The Confessional Cultures
The degree to which confessionalization shaped Europe’s cultures can only be suggested here. In art and literature the measured harmony of the Renaissance gave way to the nervous dynamics of the Baroque, which stood in the zone of tension between insecure fragmentation and a fervent security of faith. Theodore K.Rabb has interpreted this change as the search of a deeply unsettled age for a new security. (79) This “struggle for stability” developed in alliance with the confessionalizing process and manifested itself in art. The Baroque was congenial to confessional Europe, because it resacralized art following its desacralization by the Renaissance. As in politics and society, however, this meant not a return to a predominantly ecclesiastical art, as in the Middle Ages, but a new union of sacred and profane in art and culture which opened the way, over the long run, to secularization.

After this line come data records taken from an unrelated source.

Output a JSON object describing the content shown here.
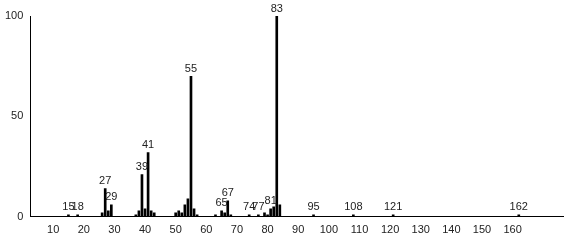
{
  "chart_data": {
    "type": "bar",
    "x": [
      15,
      18,
      26,
      27,
      28,
      29,
      37,
      38,
      39,
      40,
      41,
      42,
      43,
      50,
      51,
      52,
      53,
      54,
      55,
      56,
      57,
      63,
      65,
      66,
      67,
      68,
      74,
      77,
      79,
      80,
      81,
      82,
      83,
      84,
      95,
      108,
      121,
      162
    ],
    "values": [
      1,
      1,
      2,
      14,
      3,
      6,
      1,
      3,
      21,
      4,
      32,
      3,
      2,
      2,
      3,
      2,
      6,
      9,
      70,
      4,
      1,
      1,
      3,
      2,
      8,
      1,
      1,
      1,
      2,
      1,
      4,
      5,
      100,
      6,
      1,
      1,
      1,
      1
    ],
    "peak_labels": [
      15,
      18,
      null,
      27,
      null,
      29,
      null,
      null,
      39,
      null,
      41,
      null,
      null,
      null,
      null,
      null,
      null,
      null,
      55,
      null,
      null,
      null,
      65,
      null,
      67,
      null,
      74,
      77,
      null,
      null,
      81,
      null,
      83,
      null,
      95,
      108,
      121,
      162
    ],
    "color": "#000000",
    "xlim": [
      8,
      171
    ],
    "xticks": [
      10,
      20,
      30,
      40,
      50,
      60,
      70,
      80,
      90,
      100,
      110,
      120,
      130,
      140,
      150,
      160
    ],
    "ylim": [
      0,
      100
    ],
    "yticks": [
      0,
      50,
      100
    ],
    "grid": false
  }
}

The Baroque was an expression of confessional Europe, too, in that it made -and makes, as any traveler to Central Europe can see- the religious schism visible. Differences between North and South aside, the Renaissance style was unified and international, just like the humanist republic of letters. The Baroque, by contrast, was fragmented and torn, chiefly along confessional lines. At first glance, this difference may seem to contradict our thesis of the functional equivalence of Protestant and Catholic confessionalization, for how could one conceive a greater incompatibility than that between the riot of color, form, and life of the southern, image-oriented Catholic Baroque and the cool, northern sobriety of the rationally controlled word-and oratorio-oriented Protestant Baroque? (80)

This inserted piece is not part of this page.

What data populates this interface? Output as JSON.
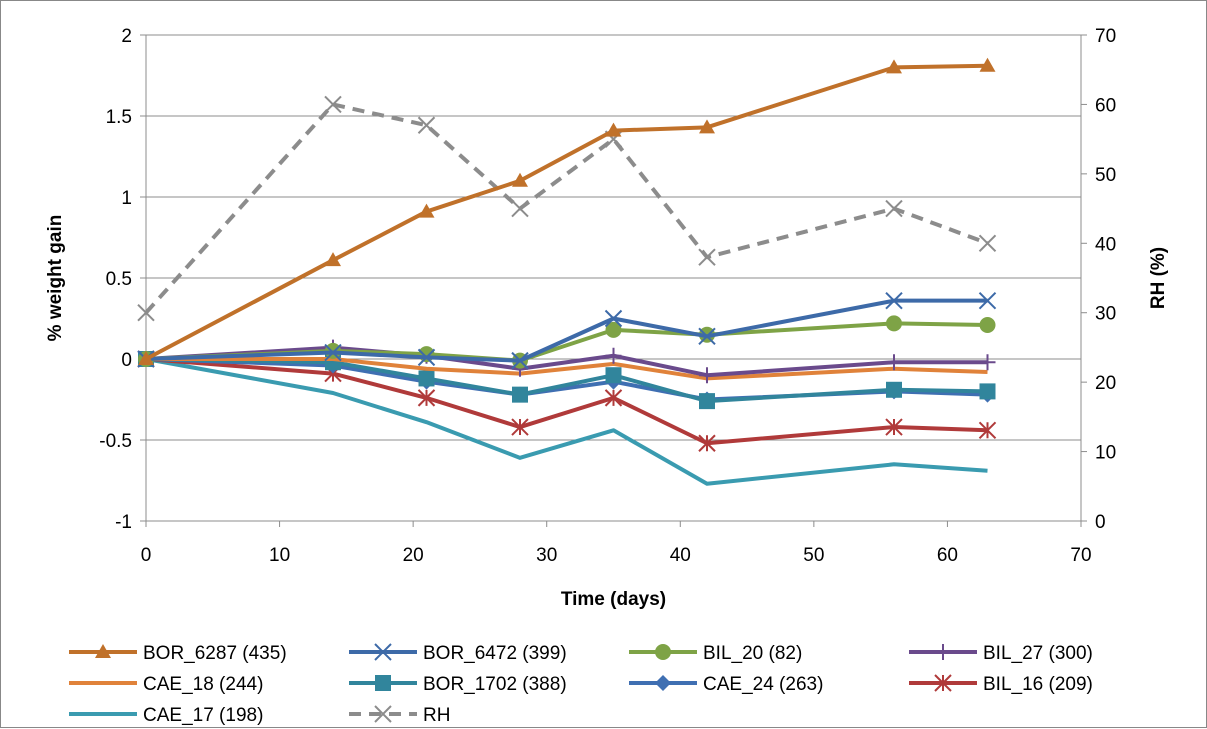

The Baroque cultures nonetheless did exhibit trans-confessional similarities, notably in church and architecture, where a common rationality and deliberate effect reigned. This is true of the precisely emotional purpose aimed at by Jesuit architecture, the model of which was the Il Gesu in Rome, built in the 1570s. It is also true of Salzburg Cathedral and of the Church of the Fourteen Saints in Franconia, and of new Protestant churches, such as Hendrik de Keyser’s (1567-1621) in the Netherlands and Christopher Wren’s Saint Paul’s in London. The same could be said, moreover, of the Baroque palace architecture of both the Catholic and Protestant courts. And also of painting, where the extremes are marked by the heavenward-looking holy humans and human saints of a Guido Reni (1575-1642), on the one hand, the Biblical scenes of Rembrandt van Rijn (1606-69) on the other. The genres and manners of expression of these pictures are undeniably quite different, but their spirits reveal a common rationality and striving for effect. If one accepts the rational program of color, form, and light in Italian and Spanish Baroque painting and in the great churches of Catholic Europe, one cannot deny that this southern, image-oriented Baroque is of a no less modern character than the Protestant Baroque of northern and western Europe. The ideal-typical postulate of their opposition, which reflects the prejudices and cliches of the Enlightenment and the nineteenth century, thus needs to be relativized.